Business de la friperie : un gagne pain pour les jeunes diplômés sans emploi

Chique et pas trop cher, la friperie, vêtements de seconde main, ou encore appelé communément “Gondja”est une activité informelle qui fait vivre son homme. Au Tchad, plus précisément à N’Djamena, ils sont nombreux, ces jeunes qui se livrent dans cette activité pour gagner leur vie. Ils disent avoir choisi ce secteur par manque d’opportunités de travail.

Du marché central de la capitale en passant par le marché de Dembé, nombreux sont ces jeunes qui, après l’obtention de leurs diplômes de fin de formation, se retrouvent dans ce business. Entre galères, responsabilité familiale et/ou l’envie de se prendre en charge soi-même, les “gondjamen” se disent n’avoir pas le choix.
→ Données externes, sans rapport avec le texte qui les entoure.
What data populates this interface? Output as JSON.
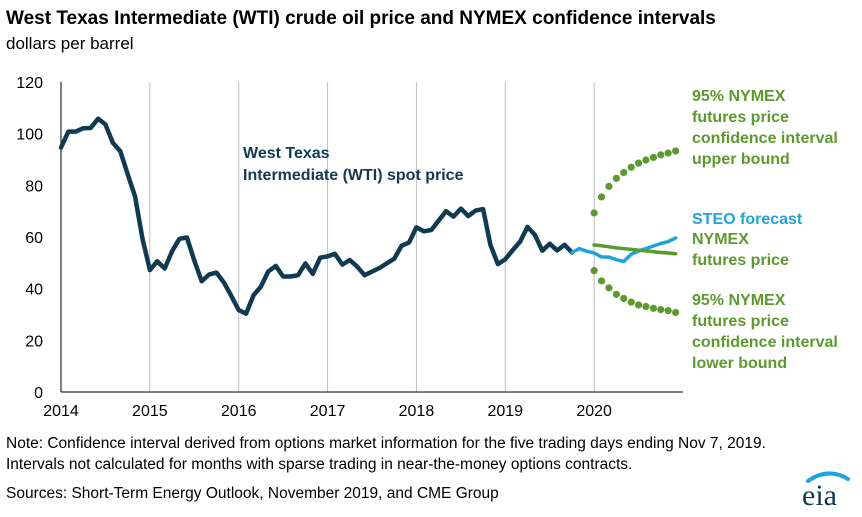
{
  "title": "West Texas Intermediate (WTI) crude oil price and NYMEX confidence intervals",
  "subtitle": "dollars per barrel",
  "note": "Note: Confidence interval derived from options market information for the five trading days ending Nov 7, 2019. Intervals not calculated for months with sparse trading in near-the-money options contracts.",
  "sources": "Sources: Short-Term Energy Outlook, November 2019, and CME Group",
  "logo_text": "eia",
  "colors": {
    "wti": "#0e3a52",
    "steo": "#1fa3dc",
    "nymex": "#5b9a2c",
    "grid": "#bfbfbf"
  },
  "chart_data": {
    "type": "line",
    "xlim": [
      2014,
      2021
    ],
    "ylim": [
      0,
      120
    ],
    "x_ticks": [
      "2014",
      "2015",
      "2016",
      "2017",
      "2018",
      "2019",
      "2020"
    ],
    "y_ticks": [
      0,
      20,
      40,
      60,
      80,
      100,
      120
    ],
    "grid": "vertical",
    "series": [
      {
        "key": "wti",
        "name": "West Texas Intermediate (WTI) spot price",
        "label_lines": [
          "West Texas",
          "Intermediate (WTI) spot price"
        ],
        "style": "solid",
        "x": [
          2014.0,
          2014.083,
          2014.167,
          2014.25,
          2014.333,
          2014.417,
          2014.5,
          2014.583,
          2014.667,
          2014.75,
          2014.833,
          2014.917,
          2015.0,
          2015.083,
          2015.167,
          2015.25,
          2015.333,
          2015.417,
          2015.5,
          2015.583,
          2015.667,
          2015.75,
          2015.833,
          2015.917,
          2016.0,
          2016.083,
          2016.167,
          2016.25,
          2016.333,
          2016.417,
          2016.5,
          2016.583,
          2016.667,
          2016.75,
          2016.833,
          2016.917,
          2017.0,
          2017.083,
          2017.167,
          2017.25,
          2017.333,
          2017.417,
          2017.5,
          2017.583,
          2017.667,
          2017.75,
          2017.833,
          2017.917,
          2018.0,
          2018.083,
          2018.167,
          2018.25,
          2018.333,
          2018.417,
          2018.5,
          2018.583,
          2018.667,
          2018.75,
          2018.833,
          2018.917,
          2019.0,
          2019.083,
          2019.167,
          2019.25,
          2019.333,
          2019.417,
          2019.5,
          2019.583,
          2019.667,
          2019.75
        ],
        "y": [
          94.6,
          100.8,
          100.8,
          102.1,
          102.2,
          105.8,
          103.6,
          96.5,
          93.2,
          84.4,
          75.8,
          59.3,
          47.2,
          50.6,
          47.8,
          54.5,
          59.3,
          59.8,
          50.9,
          42.9,
          45.5,
          46.2,
          42.4,
          37.2,
          31.7,
          30.3,
          37.5,
          40.8,
          46.7,
          48.8,
          44.7,
          44.7,
          45.2,
          49.8,
          45.7,
          52.0,
          52.5,
          53.5,
          49.3,
          51.1,
          48.5,
          45.2,
          46.6,
          48.0,
          49.8,
          51.6,
          56.6,
          57.9,
          63.7,
          62.2,
          62.7,
          66.3,
          70.0,
          67.9,
          71.0,
          68.1,
          70.2,
          70.8,
          57.0,
          49.5,
          51.4,
          54.9,
          58.2,
          63.9,
          60.8,
          54.7,
          57.4,
          54.8,
          57.0,
          54.0
        ]
      },
      {
        "key": "steo",
        "name": "STEO forecast",
        "label_lines": [
          "STEO forecast"
        ],
        "style": "solid",
        "x": [
          2019.75,
          2019.833,
          2019.917,
          2020.0,
          2020.083,
          2020.167,
          2020.25,
          2020.333,
          2020.417,
          2020.5,
          2020.583,
          2020.667,
          2020.75,
          2020.833,
          2020.917
        ],
        "y": [
          54.0,
          55.5,
          54.5,
          53.8,
          52.3,
          52.2,
          51.2,
          50.5,
          53.3,
          54.6,
          55.5,
          56.5,
          57.5,
          58.2,
          59.6
        ]
      },
      {
        "key": "nymex",
        "name": "NYMEX futures price",
        "label_lines": [
          "NYMEX",
          "futures price"
        ],
        "style": "solid",
        "x": [
          2020.0,
          2020.083,
          2020.167,
          2020.25,
          2020.333,
          2020.417,
          2020.5,
          2020.583,
          2020.667,
          2020.75,
          2020.833,
          2020.917
        ],
        "y": [
          56.9,
          56.6,
          56.2,
          55.8,
          55.5,
          55.2,
          54.9,
          54.6,
          54.3,
          54.0,
          53.8,
          53.5
        ]
      },
      {
        "key": "upper",
        "name": "95% NYMEX futures price confidence interval upper bound",
        "label_lines": [
          "95% NYMEX",
          "futures price",
          "confidence interval",
          "upper bound"
        ],
        "style": "dotted",
        "x": [
          2020.0,
          2020.083,
          2020.167,
          2020.25,
          2020.333,
          2020.417,
          2020.5,
          2020.583,
          2020.667,
          2020.75,
          2020.833,
          2020.917
        ],
        "y": [
          69.3,
          75.5,
          79.6,
          82.7,
          85.0,
          87.0,
          88.6,
          89.8,
          90.8,
          91.8,
          92.5,
          93.3
        ]
      },
      {
        "key": "lower",
        "name": "95% NYMEX futures price confidence interval lower bound",
        "label_lines": [
          "95% NYMEX",
          "futures price",
          "confidence interval",
          "lower bound"
        ],
        "style": "dotted",
        "x": [
          2020.0,
          2020.083,
          2020.167,
          2020.25,
          2020.333,
          2020.417,
          2020.5,
          2020.583,
          2020.667,
          2020.75,
          2020.833,
          2020.917
        ],
        "y": [
          47.0,
          43.0,
          40.3,
          37.8,
          36.2,
          34.8,
          33.7,
          33.1,
          32.4,
          31.9,
          31.5,
          30.8
        ]
      }
    ]
  }
}
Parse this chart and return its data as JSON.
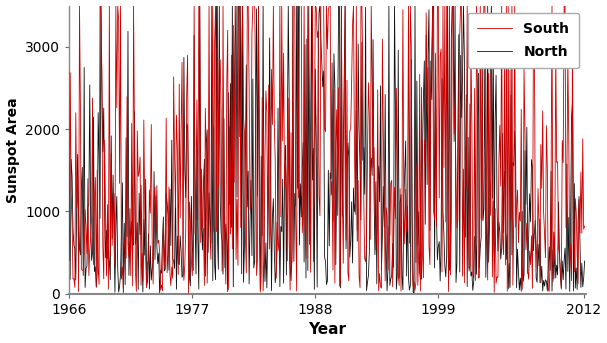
{
  "xlabel": "Year",
  "ylabel": "Sunspot Area",
  "xlim": [
    1966,
    2012.2
  ],
  "ylim": [
    0,
    3500
  ],
  "yticks": [
    0,
    1000,
    2000,
    3000
  ],
  "xticks": [
    1966,
    1977,
    1988,
    1999,
    2012
  ],
  "south_color": "#cc0000",
  "north_color": "#111111",
  "legend_south": "South",
  "legend_north": "North",
  "background_color": "#ffffff",
  "linewidth": 0.6,
  "seed": 42
}
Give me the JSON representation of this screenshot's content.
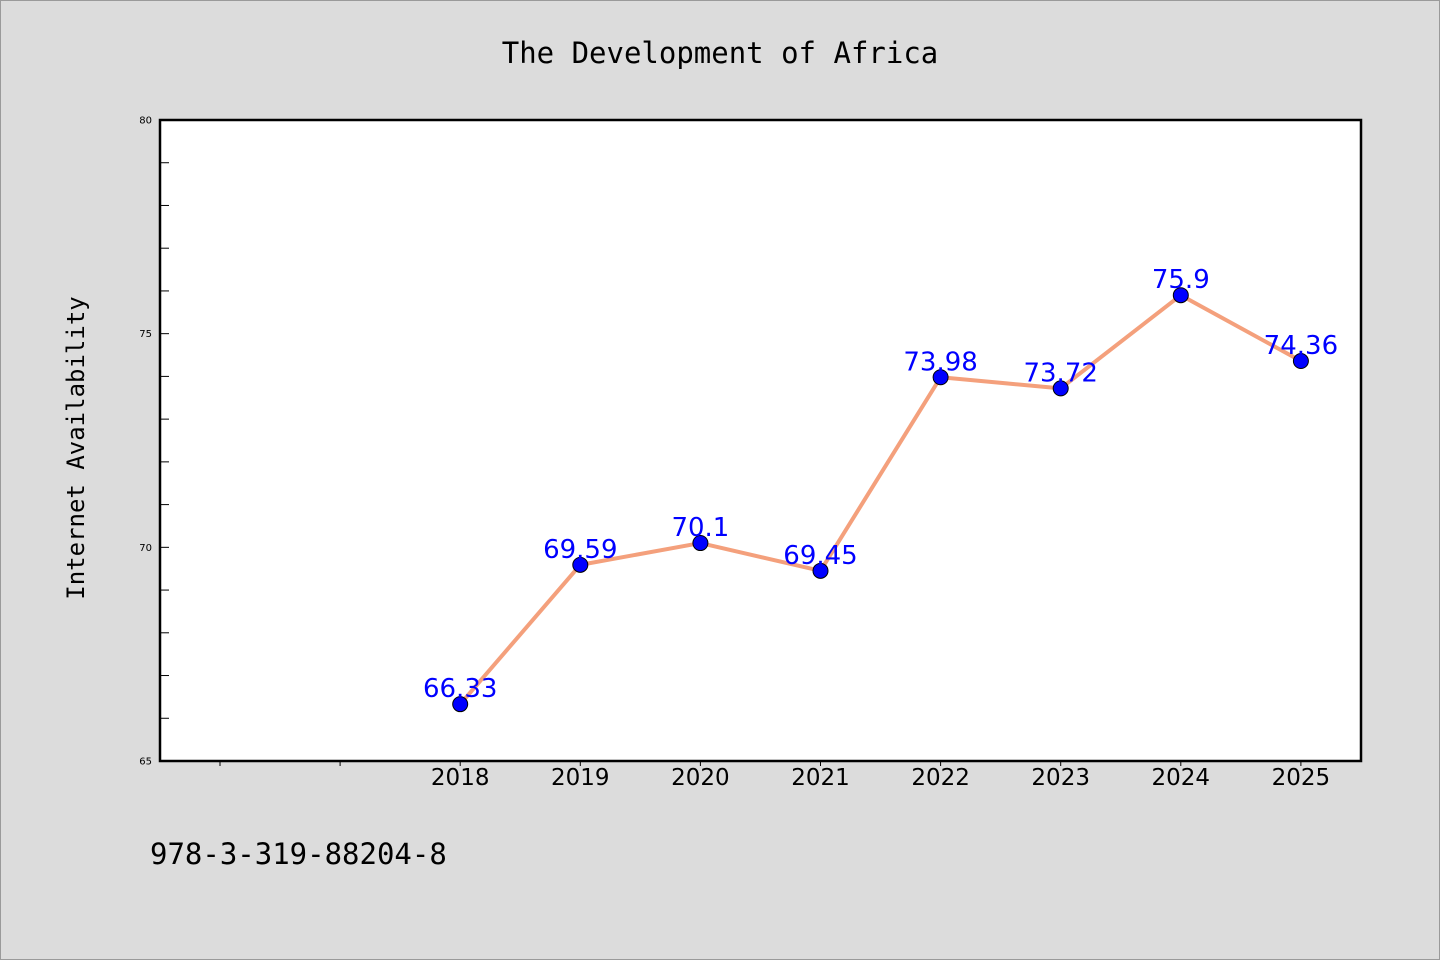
{
  "chart_data": {
    "type": "line",
    "title": "The Development of Africa",
    "xlabel": "",
    "ylabel": "Internet Availability",
    "categories": [
      "2018",
      "2019",
      "2020",
      "2021",
      "2022",
      "2023",
      "2024",
      "2025"
    ],
    "series": [
      {
        "values": [
          66.33,
          69.59,
          70.1,
          69.45,
          73.98,
          73.72,
          75.9,
          74.36
        ],
        "data_labels": [
          "66.33",
          "69.59",
          "70.1",
          "69.45",
          "73.98",
          "73.72",
          "75.9",
          "74.36"
        ],
        "line_color": "#f4a07c",
        "marker_color": "#0000ff"
      }
    ],
    "yticks": [
      "65",
      "70",
      "75",
      "80"
    ],
    "ylim": [
      65,
      80
    ],
    "grid": false,
    "plot_background": "#ffffff",
    "page_background": "#dcdcdc",
    "label_color": "#0000ff"
  },
  "footer": {
    "isbn": "978-3-319-88204-8"
  }
}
« Cela fait exactement 4 ans que je me suis lancé dans ce business. Depuis la fin de mes études, je n’ai pas encore trouvé un boulot quelconque dans des institutions, que ce soit privées ou publiques. J’ai une famille à nourrir et donc je ne peux pas rester les bras croisés », confie un jeune débrouillard. « Je m’en sors très bien dans ce business », poursuit-il. Comme ce dernier, Allasra Franklin est aussi diplômé sans emploi et renchérit que ce business est prisé de jour en jour. « Moi, je revends mes marchandises au marché de Dembé. J’ai beaucoup de clients là-bas et je ne vends pas trop cher. Je ne veux pas vivre sous la responsabilité de mes parents, je suis un grand garçon, raison pour laquelle je me sens trop bien comme ça avec mes “gondja”» a-t-il indiqué.

Il faut être là tous les matins, et plus particulièrement les jeudis, jour de déballage, pour voir l’ambiance qu’il y a autour des commerçants. C’est le même rituel avec des voix rythmées dans presque tous les marchés de la capitale. Les clients parfois se bousculent, malgré les bruits et agitations. La vente de ces vêtements de seconde main ne se fait pas seulement dans les marchés. Il y a ces jeunes-là qui se rendent dans des salons de coiffure pour femme, où ils en ressortent le plus souvent satisfaits. Car disent-ils, « dans les salons de coiffure, peu importe le nombre des clients qui y sont, il y en a toujours qui font nous faire la recette ».

Activité rémunératrice de revenu autrefois, la vente de la friperie occupe une place de choix dans ce secteur informel et comporte également des difficultés. Certains commerçants se plaignent évidemment du manque de clients. « Cela fait presque 20 ans que je vends ici au grand marché. Dans les années antérieures, c’est vrai que le marché de friperie était au top. On vendait beaucoup et on gagnait également beaucoup. Mais de nos jours, les prix des balles de ces vêtements ont grimpé et les clients se plaignent aussi de cette cherté. Du coup, ce n’est pas facile pour nous commerçant de nous en sortir. Mais nous remercions Dieu, car on s’en sort », affirme un commerçant.

Prisé par les consommateurs, le marché du gondja au Tchad est devenu le secteur économique de premier plan en offrant des emplois aux diplômés chômeurs et/ou aux mères d’enfants pour subvenir à leur besoin.